アタシは自分の酔った考えに心の中でツッコミを入れた。
あわわ、どうしよう。
 逃げようときびすを返したら、背後から呼び止める声。

「あぁっ!? 下野じゃないか。おい、どーした?」

 なんてこった!
 先生だよ!
 この学校に沢山の教師が居るだろうに、女子高校生が連れてきたのはよりによって古賀先生!
 いいんだか、悪いんだか。
 ばつが悪そうにアタシが振り返る。
 どうしよう。
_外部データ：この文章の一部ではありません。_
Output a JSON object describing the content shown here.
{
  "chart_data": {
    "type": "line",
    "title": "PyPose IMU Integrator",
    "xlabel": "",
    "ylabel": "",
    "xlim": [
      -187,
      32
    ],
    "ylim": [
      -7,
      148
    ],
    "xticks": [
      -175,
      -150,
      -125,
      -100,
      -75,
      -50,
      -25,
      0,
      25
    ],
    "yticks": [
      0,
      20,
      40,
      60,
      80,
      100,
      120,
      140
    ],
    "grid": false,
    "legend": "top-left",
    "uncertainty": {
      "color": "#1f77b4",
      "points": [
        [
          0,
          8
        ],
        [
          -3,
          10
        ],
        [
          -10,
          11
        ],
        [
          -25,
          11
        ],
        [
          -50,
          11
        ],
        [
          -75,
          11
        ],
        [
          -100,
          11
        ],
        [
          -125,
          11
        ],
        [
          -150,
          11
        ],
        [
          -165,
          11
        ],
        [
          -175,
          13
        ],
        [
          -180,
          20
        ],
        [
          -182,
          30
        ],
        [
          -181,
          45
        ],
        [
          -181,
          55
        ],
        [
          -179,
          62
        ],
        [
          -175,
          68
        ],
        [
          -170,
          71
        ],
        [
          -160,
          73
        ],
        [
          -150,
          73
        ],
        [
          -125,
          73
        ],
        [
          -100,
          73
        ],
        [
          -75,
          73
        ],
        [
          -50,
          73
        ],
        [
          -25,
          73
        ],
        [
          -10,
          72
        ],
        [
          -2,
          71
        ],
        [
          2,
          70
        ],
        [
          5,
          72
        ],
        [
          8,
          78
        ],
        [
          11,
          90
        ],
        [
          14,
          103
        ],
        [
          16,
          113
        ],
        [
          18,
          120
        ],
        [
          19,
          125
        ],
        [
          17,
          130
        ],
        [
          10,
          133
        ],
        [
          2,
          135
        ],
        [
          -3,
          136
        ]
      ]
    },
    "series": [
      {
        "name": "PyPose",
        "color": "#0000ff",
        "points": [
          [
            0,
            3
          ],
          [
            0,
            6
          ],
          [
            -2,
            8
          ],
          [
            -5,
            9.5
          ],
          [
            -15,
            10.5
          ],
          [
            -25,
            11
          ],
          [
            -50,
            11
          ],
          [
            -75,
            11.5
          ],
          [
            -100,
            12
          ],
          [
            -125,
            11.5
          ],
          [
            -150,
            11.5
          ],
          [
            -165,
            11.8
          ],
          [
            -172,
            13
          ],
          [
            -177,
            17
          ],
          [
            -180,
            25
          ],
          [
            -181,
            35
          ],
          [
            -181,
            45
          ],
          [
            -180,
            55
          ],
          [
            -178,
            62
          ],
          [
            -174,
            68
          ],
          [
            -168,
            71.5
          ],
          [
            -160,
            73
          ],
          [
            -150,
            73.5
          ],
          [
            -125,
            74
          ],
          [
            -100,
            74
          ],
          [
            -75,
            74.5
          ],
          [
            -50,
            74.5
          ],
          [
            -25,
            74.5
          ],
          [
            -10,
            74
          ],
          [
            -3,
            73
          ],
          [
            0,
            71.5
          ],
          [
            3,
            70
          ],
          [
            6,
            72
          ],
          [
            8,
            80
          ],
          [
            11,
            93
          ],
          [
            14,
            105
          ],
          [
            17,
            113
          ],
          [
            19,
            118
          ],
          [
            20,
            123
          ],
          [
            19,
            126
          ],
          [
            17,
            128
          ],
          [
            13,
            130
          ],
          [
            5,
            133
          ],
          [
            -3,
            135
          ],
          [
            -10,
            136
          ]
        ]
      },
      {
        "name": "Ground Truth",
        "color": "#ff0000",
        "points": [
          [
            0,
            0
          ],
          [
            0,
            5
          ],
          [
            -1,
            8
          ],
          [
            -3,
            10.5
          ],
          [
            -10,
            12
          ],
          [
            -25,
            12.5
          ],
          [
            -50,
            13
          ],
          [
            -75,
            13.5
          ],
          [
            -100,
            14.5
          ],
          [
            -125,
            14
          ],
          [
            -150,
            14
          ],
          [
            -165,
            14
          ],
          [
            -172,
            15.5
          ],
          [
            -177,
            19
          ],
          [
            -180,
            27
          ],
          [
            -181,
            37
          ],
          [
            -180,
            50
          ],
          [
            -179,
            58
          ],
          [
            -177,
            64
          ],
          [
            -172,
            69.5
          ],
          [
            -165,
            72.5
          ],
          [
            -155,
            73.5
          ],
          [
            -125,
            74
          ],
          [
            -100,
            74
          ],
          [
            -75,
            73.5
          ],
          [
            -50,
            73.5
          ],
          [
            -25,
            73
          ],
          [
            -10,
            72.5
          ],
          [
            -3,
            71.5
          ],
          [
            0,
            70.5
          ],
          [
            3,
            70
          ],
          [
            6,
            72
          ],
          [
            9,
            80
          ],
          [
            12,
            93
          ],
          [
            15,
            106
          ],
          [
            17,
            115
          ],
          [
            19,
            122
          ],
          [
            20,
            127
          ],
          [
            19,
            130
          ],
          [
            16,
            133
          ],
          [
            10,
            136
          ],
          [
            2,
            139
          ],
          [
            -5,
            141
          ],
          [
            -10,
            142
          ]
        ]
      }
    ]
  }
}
まだ準備してなかったよ。
 何を話したらいい?
 知り合いだと了解したジャージ姿の女子生徒はぺこりとあいまいに頭を下げると体育館の方へ駆けて行った。

「……彼女……瞳さん……元気ですか?」

 卑屈な笑みを浮かべて別に知りたくもないことを聞く。

「……元気だと、思うよ?」

 先生は他人事のように言った。
 だと思うってどういうことだろう。
 アタシは自分に都合のいいように解釈したくなった。
 ダメだよ、先生。
 貴方を求める卑しい心は、全ての言葉を捻じ曲げるのが得意なの。
 だから、そんな隙のある言い方しちゃダメ。

「まさか、そんなことを話に来たワケじゃないだろう? どうした? 通りかかって覗いてみただけか? 話、あるんなら聞いてやりたいけど今はちょっと……悪いな、今度来るときは事前に連絡してからにしてくれ」

 すぐに立ち去ろうとする先生は夏休みでも暇そうではなかった。
 アタシはあわてて引き止めて、先生の、夏なのに長袖のシャツをつまんで進行を阻止した。

「待って……!」

でも何のために引き止めたのかわからなくてそれ以上の言葉が出てこない。

「何?」
「先生……」

 蝉のせわしい鳴き声にまぎれて、アタシは先生を困らせるようにお願いした。

「瞳さんと別れて下さい」

 先生は切れ長な眼をわずかに見開いた。
 びっくりしたんだね。
 そうだよね。
 それから少しの間、アタシを見つめたあと、ふいに夏の空を仰ぎ見た。

「暑いな、今日も」

 熱風が吹き抜けて、先生の癖のない髪をさらりと揺らす。
 ああ、うだるようなこの暑さも先生の周りだけ爽やかに通り過ぎていくみたい。
 暑さを感じさせない涼しげな瞳が眩しそうに細められる。

「先生……」
「……別れたよ。先月」
「……え?」

 空を見上げたまま、大したことでもないみたいに先生がさらりと言うから、危うく聞き逃してしまいそうだった。